Гусь Фриц — страница 37 из 56

Фронтовые записи Арсения состояли из названий медицинских наставлений и книг. Хотя он не воевал, а лечил, война истощила его. Он видел тщетность излечения: солдат потом привозили в госпиталь по второму, по третьему разу. И не видел никакого всеобщего выхода: только движение к пропасти; был раздавлен грозной бессмысленностью любых усилий, исчезновением всякого пафоса, который так или иначе придает смысл сегодняшним страданиям, находит им оправдание или по крайней мере объяснение в будущем.

Даже былая воодушевленность социалистическими идеями пропала. Осталась только уверенность, что хуже не может быть, не в человеческих это силах – сделать хуже.
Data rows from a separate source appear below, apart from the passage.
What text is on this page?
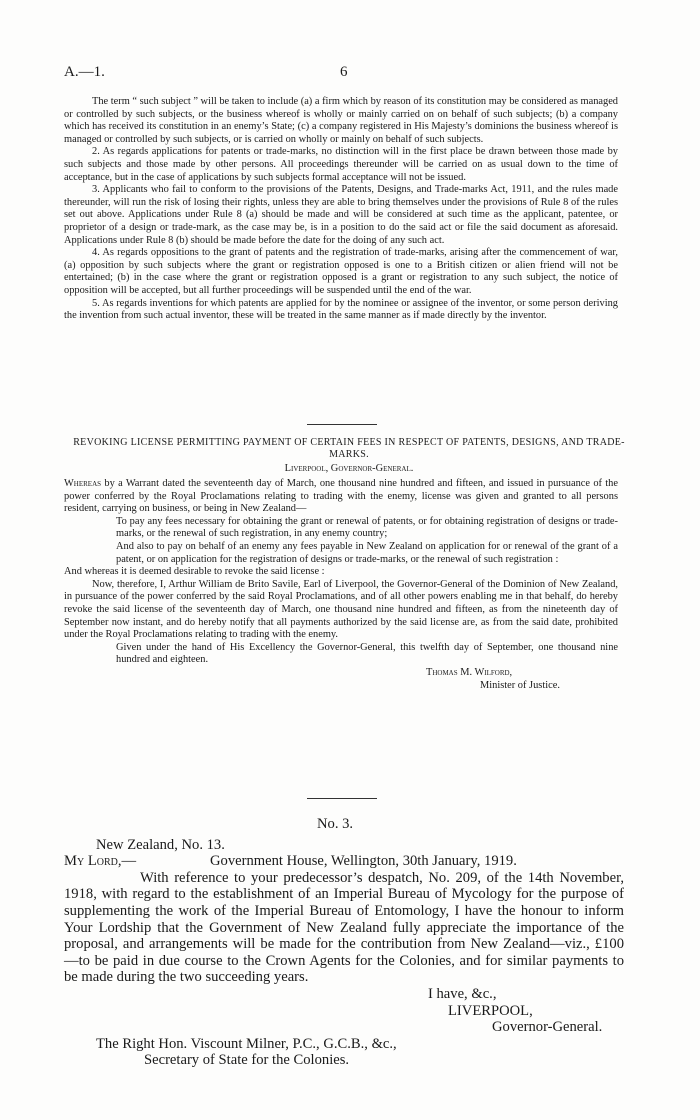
A.—1.	6

The term “ such subject ” will be taken to include (a) a firm which by reason of its constitution may be considered as managed or controlled by such subjects, or the business whereof is wholly or mainly carried on on behalf of such subjects; (b) a company which has received its constitution in an enemy’s State; (c) a company registered in His Majesty’s dominions the business whereof is managed or controlled by such subjects, or is carried on wholly or mainly on behalf of such subjects.

2. As regards applications for patents or trade-marks, no distinction will in the first place be drawn between those made by such subjects and those made by other persons. All proceedings thereunder will be carried on as usual down to the time of acceptance, but in the case of applications by such subjects formal acceptance will not be issued.

3. Applicants who fail to conform to the provisions of the Patents, Designs, and Trade-marks Act, 1911, and the rules made thereunder, will run the risk of losing their rights, unless they are able to bring themselves under the provisions of Rule 8 of the rules set out above. Applications under Rule 8 (a) should be made and will be considered at such time as the applicant, patentee, or proprietor of a design or trade-mark, as the case may be, is in a position to do the said act or file the said document as aforesaid. Applications under Rule 8 (b) should be made before the date for the doing of any such act.

4. As regards oppositions to the grant of patents and the registration of trade-marks, arising after the commencement of war, (a) opposition by such subjects where the grant or registration opposed is one to a British citizen or alien friend will not be entertained; (b) in the case where the grant or registration opposed is a grant or registration to any such subject, the notice of opposition will be accepted, but all further proceedings will be suspended until the end of the war.

5. As regards inventions for which patents are applied for by the nominee or assignee of the inventor, or some person deriving the invention from such actual inventor, these will be treated in the same manner as if made directly by the inventor.

REVOKING LICENSE PERMITTING PAYMENT OF CERTAIN FEES IN RESPECT OF PATENTS, DESIGNS, AND TRADE-MARKS.
Liverpool, Governor-General.

Whereas by a Warrant dated the seventeenth day of March, one thousand nine hundred and fifteen, and issued in pursuance of the power conferred by the Royal Proclamations relating to trading with the enemy, license was given and granted to all persons resident, carrying on business, or being in New Zealand—

To pay any fees necessary for obtaining the grant or renewal of patents, or for obtaining registration of designs or trade-marks, or the renewal of such registration, in any enemy country;

And also to pay on behalf of an enemy any fees payable in New Zealand on application for or renewal of the grant of a patent, or on application for the registration of designs or trade-marks, or the renewal of such registration :

And whereas it is deemed desirable to revoke the said license :

Now, therefore, I, Arthur William de Brito Savile, Earl of Liverpool, the Governor-General of the Dominion of New Zealand, in pursuance of the power conferred by the said Royal Proclamations, and of all other powers enabling me in that behalf, do hereby revoke the said license of the seventeenth day of March, one thousand nine hundred and fifteen, as from the nineteenth day of September now instant, and do hereby notify that all payments authorized by the said license are, as from the said date, prohibited under the Royal Proclamations relating to trading with the enemy.

Given under the hand of His Excellency the Governor-General, this twelfth day of September, one thousand nine hundred and eighteen.

Thomas M. Wilford,

Minister of Justice.

No. 3.

New Zealand, No. 13.

My Lord,—	Government House, Wellington, 30th January, 1919.

With reference to your predecessor’s despatch, No. 209, of the 14th November, 1918, with regard to the establishment of an Imperial Bureau of Mycology for the purpose of supplementing the work of the Imperial Bureau of Entomology, I have the honour to inform Your Lordship that the Government of New Zealand fully appreciate the importance of the proposal, and arrangements will be made for the contribution from New Zealand—viz., £100 —to be paid in due course to the Crown Agents for the Colonies, and for similar payments to be made during the two succeeding years.

I have, &c.,

LIVERPOOL,

Governor-General.

The Right Hon. Viscount Milner, P.C., G.C.B., &c.,

Secretary of State for the Colonies.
И единственный смысл в поле бессмыслицы – прекратить ее, бессмыслицы, порождение, выключить время, подвесить в воздухе летящие снаряды, остановить скрестившиеся сабли.

Поэтому, думал Кирилл, впоследствии Арсений услышал большевистский призыв к «миру без аннексий и контрибуций» не как тактическую политическую установку, а как голос вне политического контекста, голос разума среди разверзшегося безумия.
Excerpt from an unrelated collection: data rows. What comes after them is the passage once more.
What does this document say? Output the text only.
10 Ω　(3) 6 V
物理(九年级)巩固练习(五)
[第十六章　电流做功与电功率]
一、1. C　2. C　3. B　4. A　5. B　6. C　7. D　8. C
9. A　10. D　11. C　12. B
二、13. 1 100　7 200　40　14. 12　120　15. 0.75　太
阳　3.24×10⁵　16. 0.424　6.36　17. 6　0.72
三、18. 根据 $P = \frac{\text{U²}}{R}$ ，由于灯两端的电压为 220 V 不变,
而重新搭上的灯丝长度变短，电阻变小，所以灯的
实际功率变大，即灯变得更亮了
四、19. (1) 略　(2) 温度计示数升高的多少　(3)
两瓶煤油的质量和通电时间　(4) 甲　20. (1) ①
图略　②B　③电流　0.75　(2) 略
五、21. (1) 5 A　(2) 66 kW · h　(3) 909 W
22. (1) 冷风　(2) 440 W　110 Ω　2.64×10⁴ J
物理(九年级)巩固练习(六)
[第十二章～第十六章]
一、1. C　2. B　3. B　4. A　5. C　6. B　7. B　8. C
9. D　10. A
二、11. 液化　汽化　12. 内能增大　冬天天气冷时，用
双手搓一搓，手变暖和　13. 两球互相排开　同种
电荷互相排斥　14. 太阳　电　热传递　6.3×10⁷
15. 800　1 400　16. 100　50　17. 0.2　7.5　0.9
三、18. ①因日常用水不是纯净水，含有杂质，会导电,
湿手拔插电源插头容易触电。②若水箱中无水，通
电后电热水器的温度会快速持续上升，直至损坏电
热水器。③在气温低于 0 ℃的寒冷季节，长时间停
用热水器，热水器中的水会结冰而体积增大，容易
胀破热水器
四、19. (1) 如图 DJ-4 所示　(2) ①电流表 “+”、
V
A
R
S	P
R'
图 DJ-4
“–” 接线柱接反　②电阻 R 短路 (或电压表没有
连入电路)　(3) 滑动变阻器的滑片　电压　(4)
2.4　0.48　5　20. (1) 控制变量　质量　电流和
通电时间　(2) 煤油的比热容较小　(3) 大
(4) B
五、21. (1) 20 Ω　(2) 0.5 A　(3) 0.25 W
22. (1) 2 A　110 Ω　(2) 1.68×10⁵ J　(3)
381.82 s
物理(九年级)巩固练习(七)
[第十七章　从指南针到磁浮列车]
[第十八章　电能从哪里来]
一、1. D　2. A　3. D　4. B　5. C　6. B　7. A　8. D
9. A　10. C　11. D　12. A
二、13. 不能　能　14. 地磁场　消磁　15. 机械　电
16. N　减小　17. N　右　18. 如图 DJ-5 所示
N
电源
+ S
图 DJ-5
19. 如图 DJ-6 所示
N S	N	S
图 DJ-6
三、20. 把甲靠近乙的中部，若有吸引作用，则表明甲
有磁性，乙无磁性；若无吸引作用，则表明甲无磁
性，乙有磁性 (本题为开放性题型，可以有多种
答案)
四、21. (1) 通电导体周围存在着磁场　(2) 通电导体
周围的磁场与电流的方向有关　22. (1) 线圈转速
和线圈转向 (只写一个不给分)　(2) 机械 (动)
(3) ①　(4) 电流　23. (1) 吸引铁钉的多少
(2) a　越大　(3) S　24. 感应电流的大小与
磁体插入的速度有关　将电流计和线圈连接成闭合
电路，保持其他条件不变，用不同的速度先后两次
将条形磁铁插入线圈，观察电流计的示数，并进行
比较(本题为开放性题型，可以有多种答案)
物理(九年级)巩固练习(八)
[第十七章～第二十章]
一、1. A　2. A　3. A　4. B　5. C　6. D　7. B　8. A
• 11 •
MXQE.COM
Истощенный внутренне, Арсений стал медлителен в поступках; он больше не верил в способность человека что-то решать в своей жизни, ждал указания, подсказки, импульса от судьбы, внешней воли, которая избавила бы от необходимости действовать по своему разумению.

Привязанный к госпиталю, к раненым, Арсений бездумно истратил весну и лето семнадцатого. Еще были в цене деньги империи, были открыты границы с нейтральными странами – но Арсений не предпринял ничего, что предписывал ему обращенный в прошлое взгляд Кирилла.
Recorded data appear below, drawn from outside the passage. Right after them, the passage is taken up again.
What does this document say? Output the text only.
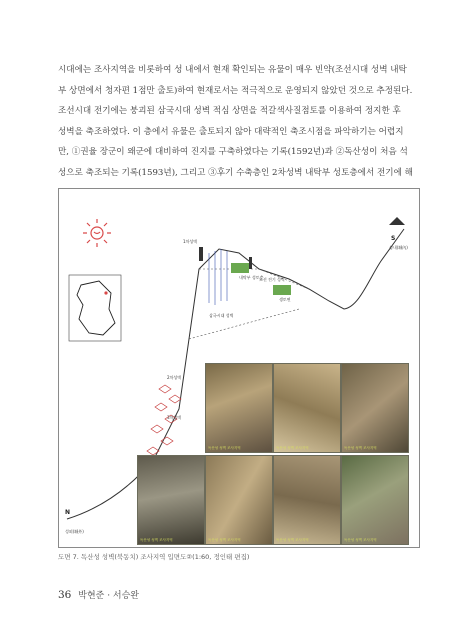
시대에는 조사지역을 비롯하여 성 내에서 현재 확인되는 유물이 매우 빈약(조선시대 성벽 내탁
부 상면에서 청자편 1점만 출토)하여 현재로서는 적극적으로 운영되지 않았던 것으로 추정된다.
조선시대 전기에는 붕괴된 삼국시대 성벽 적심 상면을 적갈색사질점토를 이용하여 정지한 후
성벽을 축조하였다. 이 층에서 유물은 출토되지 않아 대략적인 축조시점을 파악하기는 어렵지
만, ①권율 장군이 왜군에 대비하여 진지를 구축하였다는 기록(1592년)과 ②독산성이 처음 석
성으로 축조되는 기록(1593년), 그리고 ③후기 수축층인 2차성벽 내탁부 성토층에서 전기에 해
S
성내(城內)
N
성외(城外)
1차성벽
2차성벽
3차성벽
조선 전기 성벽
삼국시대 성벽
생토면
내탁부 성토층
독산성 성벽 조사지역	독산성 성벽 조사지역	독산성 성벽 조사지역
독산성 성벽 조사지역	독산성 성벽 조사지역	독산성 성벽 조사지역	독산성 성벽 조사지역
도면 7. 독산성 성벽(북동치) 조사지역 입면도②(1:60, 정인태 편집)
36 박현준 · 서승완
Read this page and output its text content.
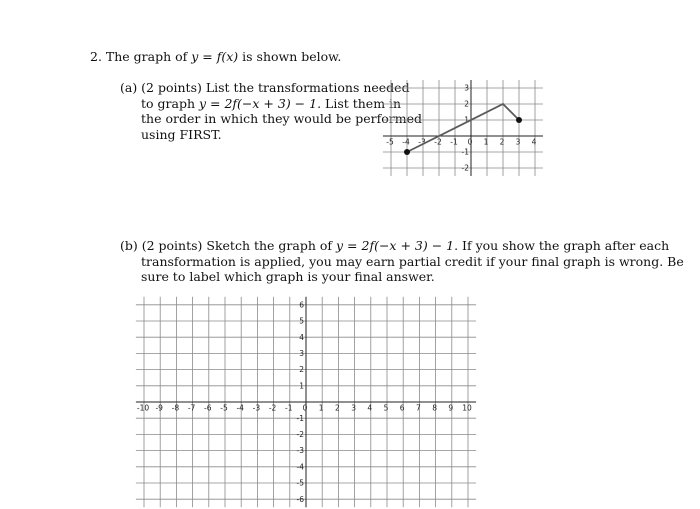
2. The graph of y = f(x) is shown below.
(a) (2 points) List the transformations needed
to graph y = 2f(−x + 3) − 1. List them in
the order in which they would be performed
using FIRST.
(b) (2 points) Sketch the graph of y = 2f(−x + 3) − 1. If you show the graph after each
transformation is applied, you may earn partial credit if your final graph is wrong. Be
sure to label which graph is your final answer.
-5 -4 -3 -2 -1 0 1 2 3 4
3
2
1
-1
-2
-10 -9 -8 -7 -6 -5 -4 -3 -2 -1 0 1 2 3 4 5 6 7 8 9 10
6
5
4
3
2
1
-1
-2
-3
-4
-5
-6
А потом Кирилл понял почему. Арсений упустил момент, когда мог спокойно отправить из госпиталя домой жену и дочь. Им было все опаснее оставаться на фронте, солдаты, особенно в ближних тылах, уже перестали быть армией, – и тем более опасно трогаться в дальний путь одним. Будь Арсений другим человеком, он бы схитрил, выдумал себе ложную болезнь, выпросил внеочередной отпуск, – но он был бесхитростно честен, и честность подпитывалась пассивностью его натуры, давала оправдание тому, чтобы ничего не предпринимать.

В конце августа, во время выступления Корнилова, в госпиталь привезли подполковника, которого подняли на штыки ополчившиеся на корниловщину солдаты. Он был еще жив, но скончался после нескольких часов мучений. Запись об офицере, растерзанном подчиненными, которые и выбрали его от имени полкового комитета в командиры, была первой собственно дневниковой записью за все фронтовое время: Арсений, видимо, отделился, отсоединился от армии, сумел почувствовать себя обособленным, штатским человеком.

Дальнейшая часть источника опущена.